7. Equipment lending
These are the
manufacturing businesses that usually opt for equipment lending or
machinery loans. Manufacturing units need expensive equipment to run
their business and to buy machines, out of all kinds of Business
Loans, tool financing is the most preferred. This is because
the machinery loan is specific, with the equipment in question being
taken as collateral along with some other securities. Interest rates
may be lower than what is charged on another unsecured loan.
8. Business loans for women
Some financial
institutions have special schemes for Business Loans for women
entrepreneurs. The Government of India has also taken initiatives
to encourage women to set up small to medium-sized businesses.

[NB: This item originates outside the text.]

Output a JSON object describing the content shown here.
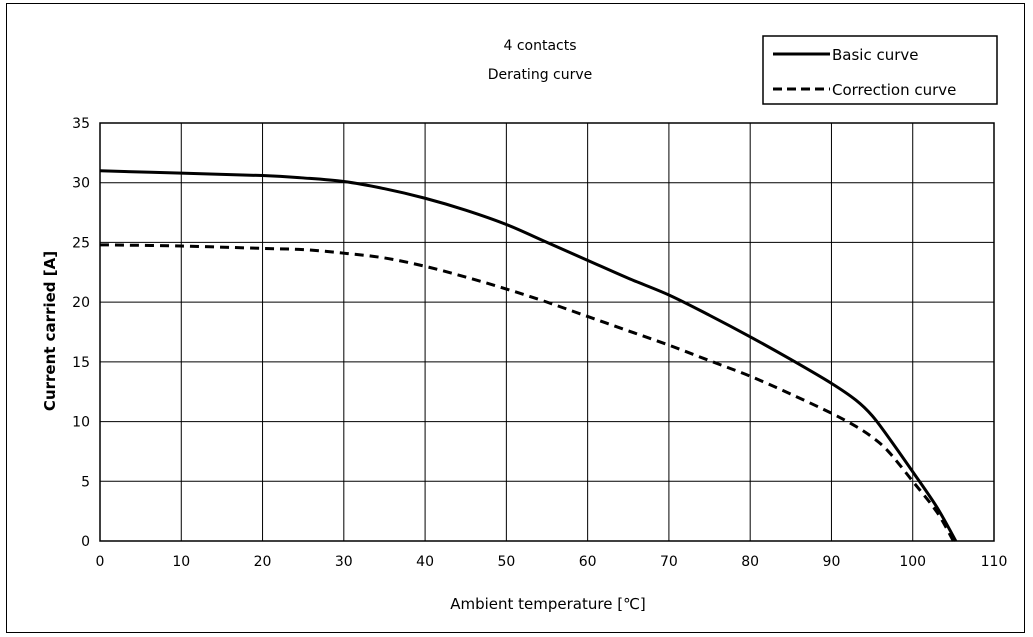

Benefits of special loans for women entrepreneurs include flexible
loan amounts, discounts on standard interest rates and faster loan
processing.
9. Equipment finance or machinery
loan
Equipment finance or machinery loan is a funding
option offered to borrowers to purchase new equipment/machinery or
upgrade an existing one. Equipment finance is mainly used by large
enterprises and enterprises engaged in manufacturing. Enterprises or
business owners who get equipment finance or machinery loans also
enjoy tax benefits. The interest rate, loan amount, and repayment
period offered vary from lender to lender.
10.
Overdraft
An overdraft facility is offered against
securities or collateral, especially in respect of a fixed deposit
in a financial institution. The lender analyzes the borrower's
credit history, relationship with the institution, business cash
flow, and payment history before approving a fixed overdraft limit.
The borrower can withdraw the required amount and pay interest only
on the amount used. The funds can be utilized in this manner till
the principal and interest are paid on time.
Conclusion
It is advisable to choose a Business Loan based on your business profile and needs. The information provided above will help you determine the most appropriate type of financing for your venture as a business owner.